In stage 3, optimizing, more emphasis is placed on business process changes. 27% of the CISR survey firms were in stage 3 and had IT operating budgets that were about 10% higher than stage 2 firms though still lower than that of stage 1 firms. The essence of the optimizing stage is to get the basic business operations digitized. The authors mention Southwest and Nestlé as companies that have embarked upon such optimization projects.

The focus on standardizing and integrating (stages 2 and 3) will have probably left less room for innovation.  Stage 4, baptized reusing by the authors, amounts to leveraging the platform for innovation by employees. Only 2% of firms in the CISR survey had reached stage 4. One was eBay which continually adds innovations to its auction platform.

The different stages have different effects on global agility and local flexibility. Local flexibility is maximal in stage 1, decreases in the stages 2 and 3 but then starts increasing in stage 4. In other words, stages 2 and particularly stage 3 will provoke resistance on the part of managers. It is only in stage 4 that local managers will start feeling empowered again. It is the need to increase global agility that triggers the move out of stage 1. It is only in the final stage of the journey that global agility and local flexibility are both on the rise.

Different parts of a firm can very well find themselves at different stages in the IT journey. Pepsi in America has built a stage 3 platform, but in Eastern Europe is in stage 1, experimenting with new business models.

Drive value

By business agility the authors mean the use of existing processes and IT capabilities to rapidly generate new business value, culminating in profit and growth. The purpose of a digitized platform is to create a set of reusable processes that knowledgeable people can deploy quickly. Such agility allows delivery on four types of opportunities: empower people with optimized processes and data; accelerate innovation; improve customer satisfaction; integrate acquisitions.

CampbellSoup for example designed a supply chain platform with a focus on total delivered cost (TDC) and trained the employees so that, as they come to understand the components of TDC, they accept ownership for generating benefits from their new systems. P&G implemented a shared services platform that takes much of the routine administrative burden away from brand managers so they can focus on innovation and customer responsiveness. The platform also delivers intelligence so that firm-wide expertise is leveraged and new products can be launched quickly and efficiently.

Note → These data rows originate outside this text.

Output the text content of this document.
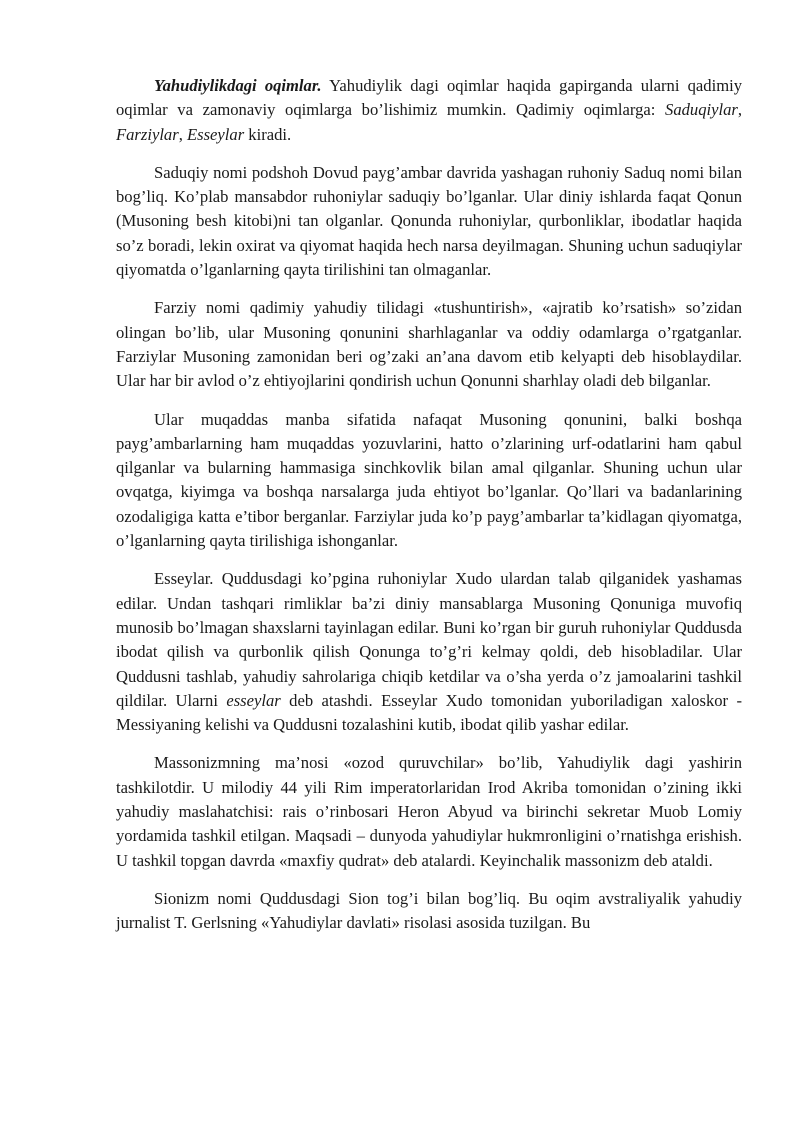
Yahudiylikdagi oqimlar. Yahudiylik dagi oqimlar haqida gapirganda ularni qadimiy oqimlar va zamonaviy oqimlarga bo’lishimiz mumkin. Qadimiy oqimlarga: Saduqiylar, Farziylar, Esseylar kiradi.

Saduqiy nomi podshoh Dovud payg’ambar davrida yashagan ruhoniy Saduq nomi bilan bog’liq. Ko’plab mansabdor ruhoniylar saduqiy bo’lganlar. Ular diniy ishlarda faqat Qonun (Musoning besh kitobi)ni tan olganlar. Qonunda ruhoniylar, qurbonliklar, ibodatlar haqida so’z boradi, lekin oxirat va qiyomat haqida hech narsa deyilmagan. Shuning uchun saduqiylar qiyomatda o’lganlarning qayta tirilishini tan olmaganlar.

Farziy nomi qadimiy yahudiy tilidagi «tushuntirish», «ajratib ko’rsatish» so’zidan olingan bo’lib, ular Musoning qonunini sharhlaganlar va oddiy odamlarga o’rgatganlar. Farziylar Musoning zamonidan beri og’zaki an’ana davom etib kelyapti deb hisoblaydilar. Ular har bir avlod o’z ehtiyojlarini qondirish uchun Qonunni sharhlay oladi deb bilganlar.

Ular muqaddas manba sifatida nafaqat Musoning qonunini, balki boshqa payg’ambarlarning ham muqaddas yozuvlarini, hatto o’zlarining urf-odatlarini ham qabul qilganlar va bularning hammasiga sinchkovlik bilan amal qilganlar. Shuning uchun ular ovqatga, kiyimga va boshqa narsalarga juda ehtiyot bo’lganlar. Qo’llari va badanlarining ozodaligiga katta e’tibor berganlar. Farziylar juda ko’p payg’ambarlar ta’kidlagan qiyomatga, o’lganlarning qayta tirilishiga ishonganlar.

Esseylar. Quddusdagi ko’pgina ruhoniylar Xudo ulardan talab qilganidek yashamas edilar. Undan tashqari rimliklar ba’zi diniy mansablarga Musoning Qonuniga muvofiq munosib bo’lmagan shaxslarni tayinlagan edilar. Buni ko’rgan bir guruh ruhoniylar Quddusda ibodat qilish va qurbonlik qilish Qonunga to’g’ri kelmay qoldi, deb hisobladilar. Ular Quddusni tashlab, yahudiy sahrolariga chiqib ketdilar va o’sha yerda o’z jamoalarini tashkil qildilar. Ularni esseylar deb atashdi. Esseylar Xudo tomonidan yuboriladigan xaloskor - Messiyaning kelishi va Quddusni tozalashini kutib, ibodat qilib yashar edilar.

Massonizmning ma’nosi «ozod quruvchilar» bo’lib, Yahudiylik dagi yashirin tashkilotdir. U milodiy 44 yili Rim imperatorlaridan Irod Akriba tomonidan o’zining ikki yahudiy maslahatchisi: rais o’rinbosari Heron Abyud va birinchi sekretar Muob Lomiy yordamida tashkil etilgan. Maqsadi – dunyoda yahudiylar hukmronligini o’rnatishga erishish. U tashkil topgan davrda «maxfiy qudrat» deb atalardi. Keyinchalik massonizm deb ataldi.

Sionizm nomi Quddusdagi Sion tog’i bilan bog’liq. Bu oqim avstraliyalik yahudiy jurnalist T. Gerlsning «Yahudiylar davlati» risolasi asosida tuzilgan. Bu
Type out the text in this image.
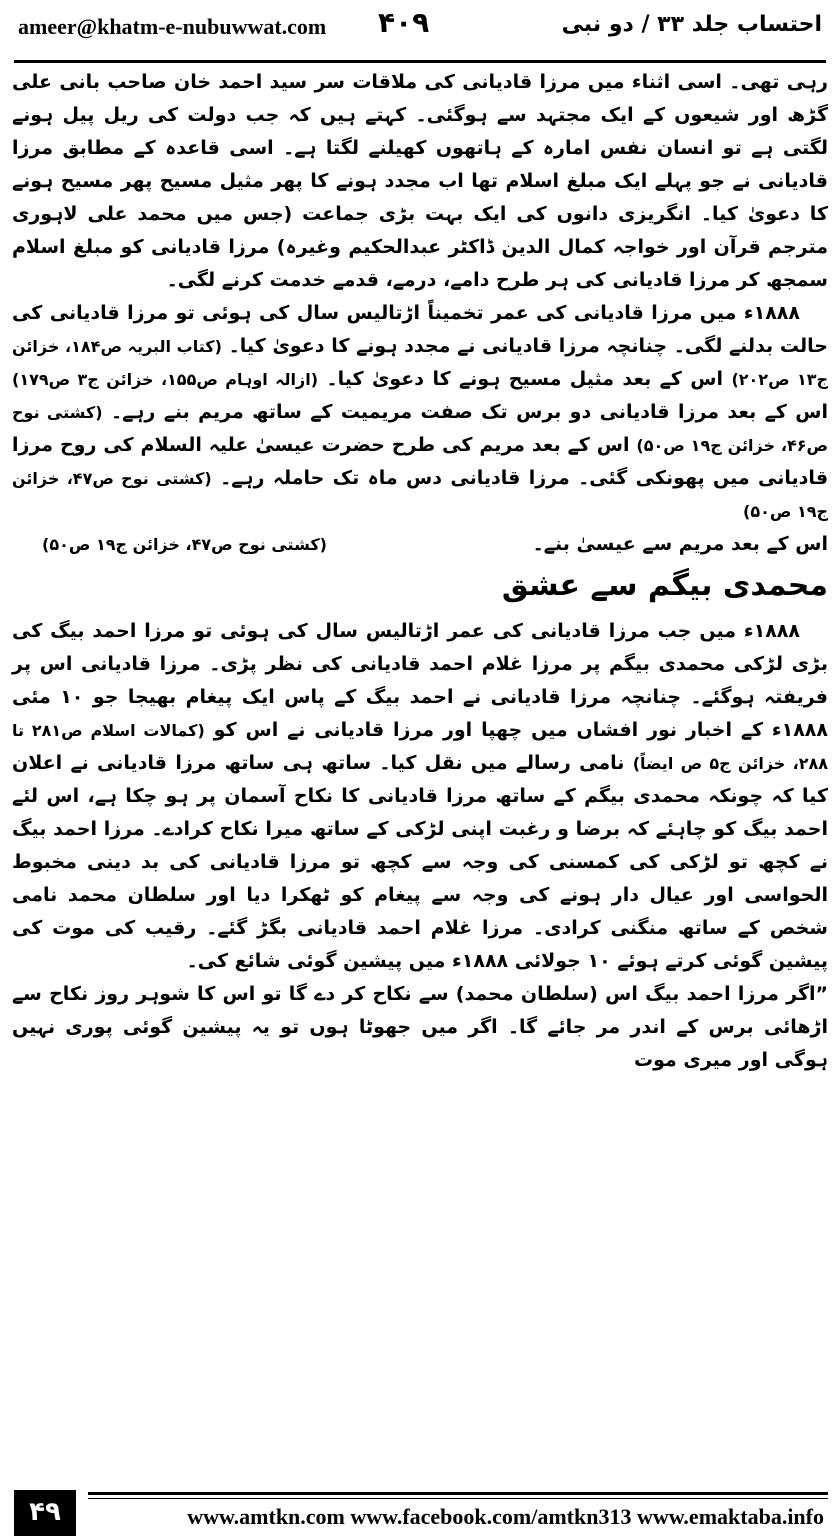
ameer@khatm-e-nubuwwat.com ۴۰۹	احتساب جلد ۳۳ / دو نبی

رہی تھی۔ اسی اثناء میں مرزا قادیانی کی ملاقات سر سید احمد خان صاحب بانی علی گڑھ اور شیعوں کے ایک مجتہد سے ہوگئی۔ کہتے ہیں کہ جب دولت کی ریل پیل ہونے لگتی ہے تو انسان نفس امارہ کے ہاتھوں کھیلنے لگتا ہے۔ اسی قاعدہ کے مطابق مرزا قادیانی نے جو پہلے ایک مبلغ اسلام تھا اب مجدد ہونے کا پھر مثیل مسیح پھر مسیح ہونے کا دعویٰ کیا۔ انگریزی دانوں کی ایک بہت بڑی جماعت (جس میں محمد علی لاہوری مترجم قرآن اور خواجہ کمال الدین ڈاکٹر عبدالحکیم وغیرہ) مرزا قادیانی کو مبلغ اسلام سمجھ کر مرزا قادیانی کی ہر طرح دامے، درمے، قدمے خدمت کرنے لگی۔

۱۸۸۸ء میں مرزا قادیانی کی عمر تخمیناً اڑتالیس سال کی ہوئی تو مرزا قادیانی کی حالت بدلنے لگی۔ چنانچہ مرزا قادیانی نے مجدد ہونے کا دعویٰ کیا۔ (کتاب البریہ ص۱۸۴، خزائن ج۱۳ ص۲۰۲) اس کے بعد مثیل مسیح ہونے کا دعویٰ کیا۔ (ازالہ اوہام ص۱۵۵، خزائن ج۳ ص۱۷۹) اس کے بعد مرزا قادیانی دو برس تک صفت مریمیت کے ساتھ مریم بنے رہے۔ (کشتی نوح ص۴۶، خزائن ج۱۹ ص۵۰) اس کے بعد مریم کی طرح حضرت عیسیٰ علیہ السلام کی روح مرزا قادیانی میں پھونکی گئی۔ مرزا قادیانی دس ماہ تک حاملہ رہے۔ (کشتی نوح ص۴۷، خزائن ج۱۹ ص۵۰)

اس کے بعد مریم سے عیسیٰ بنے۔
(کشتی نوح ص۴۷، خزائن ج۱۹ ص۵۰)
محمدی بیگم سے عشق

۱۸۸۸ء میں جب مرزا قادیانی کی عمر اڑتالیس سال کی ہوئی تو مرزا احمد بیگ کی بڑی لڑکی محمدی بیگم پر مرزا غلام احمد قادیانی کی نظر پڑی۔ مرزا قادیانی اس پر فریفتہ ہوگئے۔ چنانچہ مرزا قادیانی نے احمد بیگ کے پاس ایک پیغام بھیجا جو ۱۰ مئی ۱۸۸۸ء کے اخبار نور افشاں میں چھپا اور مرزا قادیانی نے اس کو (کمالات اسلام ص۲۸۱ تا ۲۸۸، خزائن ج۵ ص ایضاً) نامی رسالے میں نقل کیا۔ ساتھ ہی ساتھ مرزا قادیانی نے اعلان کیا کہ چونکہ محمدی بیگم کے ساتھ مرزا قادیانی کا نکاح آسمان پر ہو چکا ہے، اس لئے احمد بیگ کو چاہئے کہ برضا و رغبت اپنی لڑکی کے ساتھ میرا نکاح کرادے۔ مرزا احمد بیگ نے کچھ تو لڑکی کی کمسنی کی وجہ سے کچھ تو مرزا قادیانی کی بد دینی مخبوط الحواسی اور عیال دار ہونے کی وجہ سے پیغام کو ٹھکرا دیا اور سلطان محمد نامی شخص کے ساتھ منگنی کرادی۔ مرزا غلام احمد قادیانی بگڑ گئے۔ رقیب کی موت کی پیشین گوئی کرتے ہوئے ۱۰ جولائی ۱۸۸۸ء میں پیشین گوئی شائع کی۔

”اگر مرزا احمد بیگ اس (سلطان محمد) سے نکاح کر دے گا تو اس کا شوہر روز نکاح سے اڑھائی برس کے اندر مر جائے گا۔ اگر میں جھوٹا ہوں تو یہ پیشین گوئی پوری نہیں ہوگی اور میری موت

۴۹	www.amtkn.com www.facebook.com/amtkn313 www.emaktaba.info
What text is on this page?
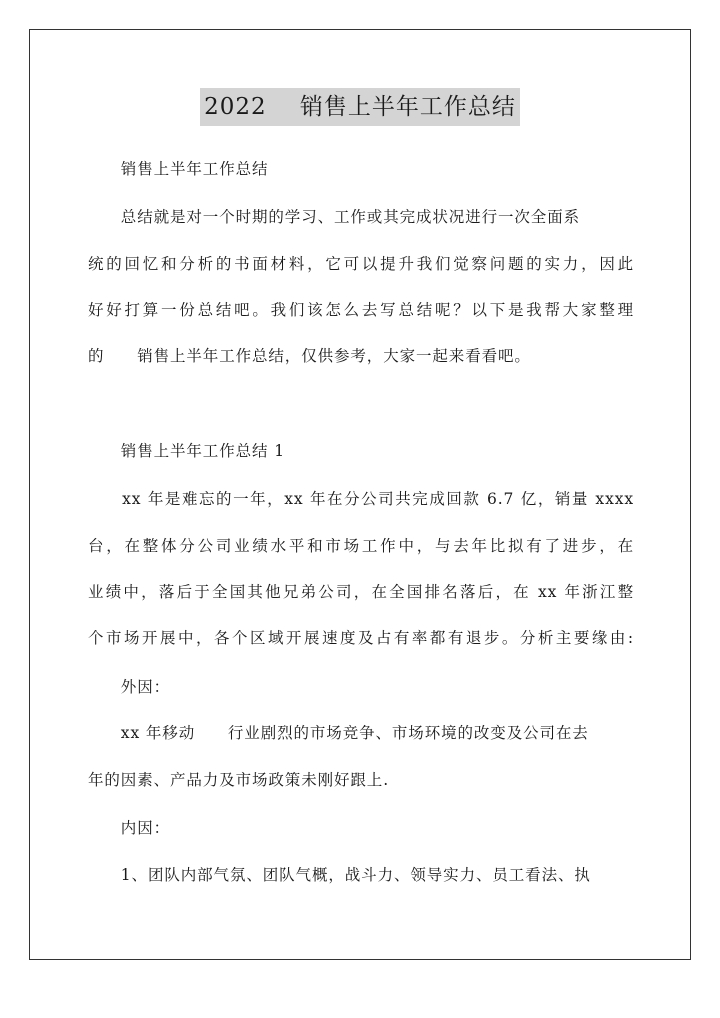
2022    销售上半年工作总结
　　销售上半年工作总结
　　总结就是对一个时期的学习、工作或其完成状况进行一次全面系
统的回忆和分析的书面材料，它可以提升我们觉察问题的实力，因此
好好打算一份总结吧。我们该怎么去写总结呢？以下是我帮大家整理
的　　销售上半年工作总结，仅供参考，大家一起来看看吧。
　　销售上半年工作总结 1
　　xx 年是难忘的一年，xx 年在分公司共完成回款 6.7 亿，销量 xxxx
台，在整体分公司业绩水平和市场工作中，与去年比拟有了进步，在
业绩中，落后于全国其他兄弟公司，在全国排名落后，在 xx 年浙江整
个市场开展中，各个区域开展速度及占有率都有退步。分析主要缘由:
　　外因：
　　xx 年移动　　行业剧烈的市场竞争、市场环境的改变及公司在去
年的因素、产品力及市场政策未刚好跟上.
　　内因：
　　1、团队内部气氛、团队气概，战斗力、领导实力、员工看法、执
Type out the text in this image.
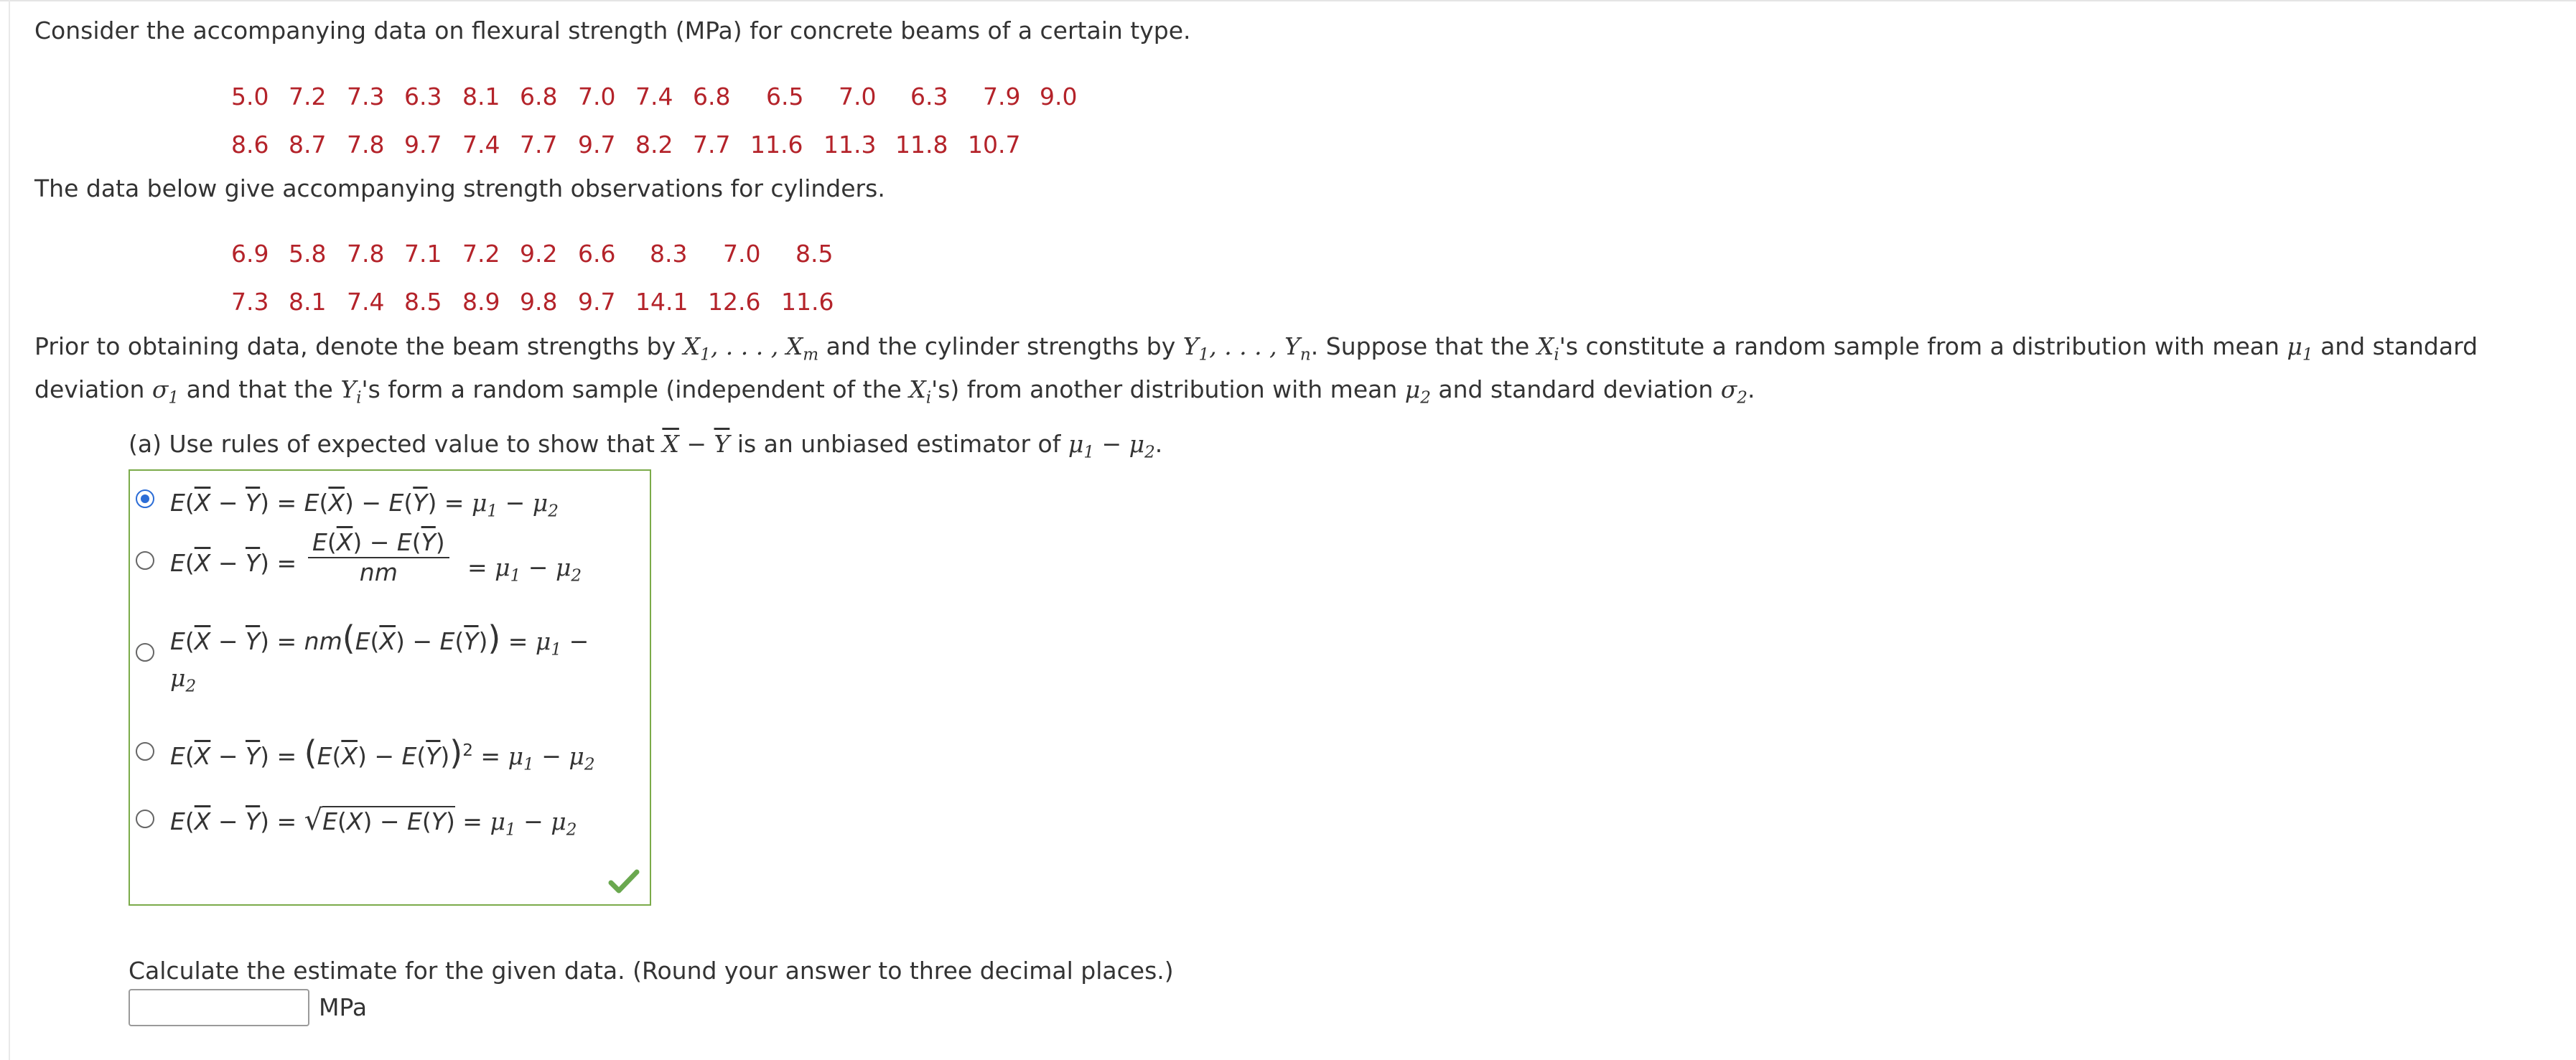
Consider the accompanying data on flexural strength (MPa) for concrete beams of a certain type.
5.0 7.2 7.3 6.3 8.1 6.8 7.0 7.4 6.8 6.5 7.0 6.3 7.9 9.0
8.6 8.7 7.8 9.7 7.4 7.7 9.7 8.2 7.7 11.6 11.3 11.8 10.7
The data below give accompanying strength observations for cylinders.
6.9 5.8 7.8 7.1 7.2 9.2 6.6 8.3 7.0 8.5
7.3 8.1 7.4 8.5 8.9 9.8 9.7 14.1 12.6 11.6
Prior to obtaining data, denote the beam strengths by $X_1$, . . . , $X_m$ and the cylinder strengths by $Y_1$, . . . , $Y_n$. Suppose that the $X_i's$ constitute a random sample from a distribution with mean $\mu_1$ and standard
deviation $\sigma_1$ and that the $Y_i's$ form a random sample (independent of the $X_i's$) from another distribution with mean $\mu_2$ and standard deviation $\sigma_2$.
(a) Use rules of expected value to show that $\overline{X} - \overline{Y}$ is an unbiased estimator of $\mu_1 - \mu_2$.
$E(\overline{X} - \overline{Y}) = E(\overline{X}) - E(\overline{Y}) = \mu_1 - \mu_2$
$E(\overline{X} - \overline{Y}) = \frac{E(\overline{X}) - E(\overline{Y})}{nm} = \mu_1 - \mu_2$
$E(\overline{X} - \overline{Y}) = nm(E(\overline{X}) - E(\overline{Y})) = \mu_1$ −
$\mu_2$
$E(\overline{X} - \overline{Y}) = (E(\overline{X}) - E(\overline{Y}))^2 = \mu_1 - \mu_2$
$E(\overline{X} - \overline{Y}) = √E(X) - E(Y) = \mu_1 - \mu_2$
Calculate the estimate for the given data. (Round your answer to three decimal places.)
MPa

In general, one of the major benefits of a digitized platform is freeing up managers from the routine tasks so that they can concentrate more on the new or the strategic. The platform can also make reorganization easier. The authors cite the case of PepsiAmericas which used its platform to develop a new customer alignment strategy. They created three new customer segments and new management roles to focus individuals on the needs of the customer segments but they did not need to design new IT systems. The platform had created a data repository with the data necessary for these managers to tend to their segments. IT had become an enabler, not an obstacle.

Finally, as example of a platform facilitating acquisitions, the authors cite the case of cement giant, CEMEX. In 2000 CEMEX introduced an enterprise resource planning system that standardized eight key business processes. When CEMEX buys a new company it rips out the acquired firm’s systems and implements CEMEX’s platform. It is thanks to that digitized platform that CEMEX was able to embark on its ambitious acquisition campaign.

The authors note that for strategic experiments outside the core business, it does not make good sense to use the existing platform. The platform will constrain the vision of what’s possible. So an advanced IT savvy firm will be experimenting on the platform and off the platform – on-platform to develop the core business, off-platform to try to invent new businesses.